The use of RNN has multiple advantages over fitting complex material models to the experimental data.18,27 Firstly, the computational cost is reduced immensely. Secondly, specimen-specific data can be used as input parameters, so that ”patient-specific” output data can be generated without calibrating new material parameters. Thirdly, the complexity of the model is unlimited and restricted only by the amount and quality of the training data, which allows the model to describe the change in RoM for the whole spinal segment including IVD, facet joints, and ligamentous structure.

Thereby, the parameterization process of the moment-RoM curves enabled the use of a network trained with only 116 training sequences. The use of the modified Boltzmann sigmoid function,32 which only needed 10 parameters to describe one hysteresis curve minimized the number of necessary input and output parameters of the network. Training the network with all data points as performed in other studies20,21 led in our case to a divergence of the training process. In order to predict the change in moment-RoM with changing loading rates, Stolworthy et al.25 also used a parameterization as preprocessing. They found a simple linear correlation between the fitting parameters and the loading rate, which was used to predict the change in hysteresis curve. Our study is based on a similar idea but includes various factors of influence like cycles of loading, testing temperature, testing time, and direction of loading. The additional complexity could be bypassed with an RNN to predict the changing RoM curve under cyclic loading. Rahmanpanah et al.21 were able to predict load-displacement curves on long bones under cyclic loading. This study used two in-series feedforward back-propagation ANNs with descriptive parameters of the specimen and the strains as inputs. This shows the feasibility of specimen-specific parameters as input parameters to further improve the networks’ accuracy.
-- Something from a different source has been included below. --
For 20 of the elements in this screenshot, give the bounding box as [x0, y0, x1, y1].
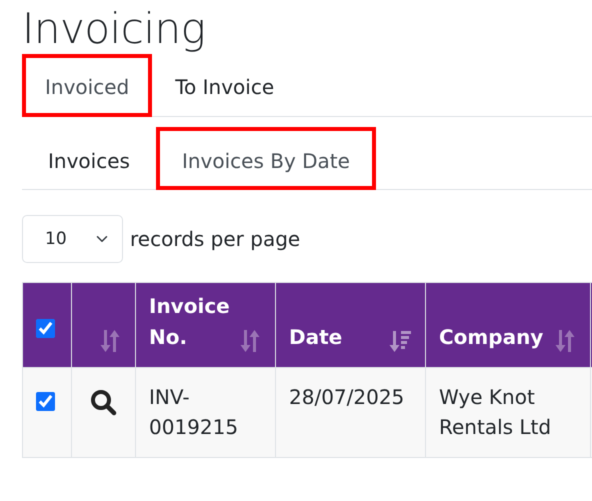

Especially for spinal segments with their high variety between segments and specimens in geometry and IVD material behavior, the inclusion of those parameters can further improve the predictions made. However, for this study no improvement in the results was seen, when adding specimen-specific input parameters, e.g. donor age, in preliminary studies. It was assumed, that this is caused by the limited specimen number and variety.

A limitation that the present model can face concerns the patterns that it learns during the training process. If the trained surrogate comes across new patterns, it becomes essential that we retrain the model with similar patterns. This will ensure an efficient performance over a diverse range of input.
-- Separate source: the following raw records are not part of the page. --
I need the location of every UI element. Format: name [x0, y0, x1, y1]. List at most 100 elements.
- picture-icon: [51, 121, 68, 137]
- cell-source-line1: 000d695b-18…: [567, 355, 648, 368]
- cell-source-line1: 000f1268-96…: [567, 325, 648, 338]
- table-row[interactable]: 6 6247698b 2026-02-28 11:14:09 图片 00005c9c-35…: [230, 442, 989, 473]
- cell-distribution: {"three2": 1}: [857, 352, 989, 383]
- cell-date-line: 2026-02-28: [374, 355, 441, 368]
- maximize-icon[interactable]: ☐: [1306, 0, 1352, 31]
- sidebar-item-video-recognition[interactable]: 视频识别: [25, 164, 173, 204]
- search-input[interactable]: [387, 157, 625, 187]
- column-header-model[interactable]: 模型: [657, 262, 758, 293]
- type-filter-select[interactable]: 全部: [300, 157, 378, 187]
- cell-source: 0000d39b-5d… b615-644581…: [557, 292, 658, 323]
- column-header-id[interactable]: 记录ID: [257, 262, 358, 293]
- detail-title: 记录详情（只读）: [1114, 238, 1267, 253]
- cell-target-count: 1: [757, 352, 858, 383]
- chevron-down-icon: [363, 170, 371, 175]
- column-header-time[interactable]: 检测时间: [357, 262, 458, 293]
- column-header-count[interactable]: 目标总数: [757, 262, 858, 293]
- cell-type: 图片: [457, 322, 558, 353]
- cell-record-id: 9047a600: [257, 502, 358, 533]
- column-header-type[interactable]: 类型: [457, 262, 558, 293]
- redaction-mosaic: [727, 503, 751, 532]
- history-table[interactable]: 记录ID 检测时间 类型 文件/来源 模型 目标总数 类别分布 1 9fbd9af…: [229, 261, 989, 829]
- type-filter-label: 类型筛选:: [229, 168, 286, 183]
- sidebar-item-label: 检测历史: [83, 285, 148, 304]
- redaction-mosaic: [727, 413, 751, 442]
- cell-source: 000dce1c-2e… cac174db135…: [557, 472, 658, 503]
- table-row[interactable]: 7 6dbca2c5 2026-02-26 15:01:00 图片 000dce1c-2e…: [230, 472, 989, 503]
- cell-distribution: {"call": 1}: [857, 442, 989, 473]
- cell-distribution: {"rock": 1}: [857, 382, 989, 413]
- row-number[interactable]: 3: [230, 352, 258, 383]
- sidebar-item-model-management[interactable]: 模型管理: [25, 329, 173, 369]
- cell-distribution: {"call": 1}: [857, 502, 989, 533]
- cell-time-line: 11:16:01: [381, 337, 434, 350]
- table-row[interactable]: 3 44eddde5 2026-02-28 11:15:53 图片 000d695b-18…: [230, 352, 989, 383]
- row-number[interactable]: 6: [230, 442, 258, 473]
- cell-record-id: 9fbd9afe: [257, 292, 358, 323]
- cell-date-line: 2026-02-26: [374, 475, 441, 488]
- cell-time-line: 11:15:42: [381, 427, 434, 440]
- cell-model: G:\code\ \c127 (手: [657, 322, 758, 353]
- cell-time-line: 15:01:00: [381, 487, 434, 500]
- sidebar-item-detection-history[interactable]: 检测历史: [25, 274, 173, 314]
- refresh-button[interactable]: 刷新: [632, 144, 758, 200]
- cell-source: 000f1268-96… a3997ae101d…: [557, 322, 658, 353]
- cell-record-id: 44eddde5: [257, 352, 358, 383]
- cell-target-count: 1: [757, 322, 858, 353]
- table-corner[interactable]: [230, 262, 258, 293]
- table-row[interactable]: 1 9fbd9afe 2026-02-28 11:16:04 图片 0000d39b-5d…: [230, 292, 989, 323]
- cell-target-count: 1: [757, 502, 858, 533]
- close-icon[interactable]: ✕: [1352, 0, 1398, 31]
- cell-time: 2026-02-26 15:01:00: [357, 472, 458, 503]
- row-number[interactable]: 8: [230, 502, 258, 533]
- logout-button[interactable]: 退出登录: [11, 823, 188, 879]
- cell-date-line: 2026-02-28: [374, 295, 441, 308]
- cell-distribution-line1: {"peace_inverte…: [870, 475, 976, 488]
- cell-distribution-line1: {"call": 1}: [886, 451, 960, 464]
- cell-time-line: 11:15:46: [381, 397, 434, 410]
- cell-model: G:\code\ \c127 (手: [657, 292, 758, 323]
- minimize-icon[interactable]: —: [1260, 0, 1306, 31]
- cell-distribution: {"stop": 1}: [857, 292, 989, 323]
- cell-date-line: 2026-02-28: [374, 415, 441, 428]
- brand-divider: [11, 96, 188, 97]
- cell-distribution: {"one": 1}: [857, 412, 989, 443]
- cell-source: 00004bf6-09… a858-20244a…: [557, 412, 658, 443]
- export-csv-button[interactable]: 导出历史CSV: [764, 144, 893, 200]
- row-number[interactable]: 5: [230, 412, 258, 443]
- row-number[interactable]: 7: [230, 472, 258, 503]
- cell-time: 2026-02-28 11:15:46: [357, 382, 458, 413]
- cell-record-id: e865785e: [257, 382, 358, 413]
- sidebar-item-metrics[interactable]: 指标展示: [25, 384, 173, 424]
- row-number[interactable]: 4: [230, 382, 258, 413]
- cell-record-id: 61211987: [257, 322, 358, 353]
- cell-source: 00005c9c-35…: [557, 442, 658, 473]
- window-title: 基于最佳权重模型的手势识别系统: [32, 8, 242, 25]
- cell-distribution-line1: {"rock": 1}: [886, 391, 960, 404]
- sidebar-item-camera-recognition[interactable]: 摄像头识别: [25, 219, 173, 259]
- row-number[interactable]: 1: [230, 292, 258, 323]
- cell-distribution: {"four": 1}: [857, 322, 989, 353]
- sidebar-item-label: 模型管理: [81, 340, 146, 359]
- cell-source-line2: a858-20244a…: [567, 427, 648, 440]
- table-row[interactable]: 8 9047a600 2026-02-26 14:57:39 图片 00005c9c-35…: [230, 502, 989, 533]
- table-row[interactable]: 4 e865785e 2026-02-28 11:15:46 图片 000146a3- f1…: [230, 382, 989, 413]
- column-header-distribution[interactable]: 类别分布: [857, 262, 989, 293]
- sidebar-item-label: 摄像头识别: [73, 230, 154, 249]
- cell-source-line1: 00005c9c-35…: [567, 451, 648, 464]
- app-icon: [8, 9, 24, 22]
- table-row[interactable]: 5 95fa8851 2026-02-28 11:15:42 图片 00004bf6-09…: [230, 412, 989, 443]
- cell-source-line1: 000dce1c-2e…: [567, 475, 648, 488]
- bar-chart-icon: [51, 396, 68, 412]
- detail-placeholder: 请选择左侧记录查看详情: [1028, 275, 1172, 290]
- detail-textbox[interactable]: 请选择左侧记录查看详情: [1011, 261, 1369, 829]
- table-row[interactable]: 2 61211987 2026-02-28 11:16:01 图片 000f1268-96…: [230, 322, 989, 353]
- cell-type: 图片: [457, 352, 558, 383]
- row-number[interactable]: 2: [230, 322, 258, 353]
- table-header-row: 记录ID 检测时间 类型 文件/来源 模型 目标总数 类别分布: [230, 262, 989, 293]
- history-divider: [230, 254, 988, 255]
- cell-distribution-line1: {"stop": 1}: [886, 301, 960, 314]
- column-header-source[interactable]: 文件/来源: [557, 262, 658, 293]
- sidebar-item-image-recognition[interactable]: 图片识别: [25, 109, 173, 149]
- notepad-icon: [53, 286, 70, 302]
The promising results of this RNN can be used as a starting point for further studies. In the present research, we restrict the prediction of the RNN for RoM curves for pure moment loading in the range of \((-7.5, 7.5)\) Nm. In subsequent steps, we can increase the domain of the surrogate response by collecting more experimental data with different load amplitudes, loading patterns, and different segmental levels and bolster its generalization capability. This development of an ANN describing the change in moment-RoM curves of spinal segments depending on their loading history is especially interesting for further understanding the complex biomechanical behavior of the human lumbar spine and its dependencies. In the future, further trained RNNs with higher general validity could help find risk factors in loading patterns of the spine for WMSD.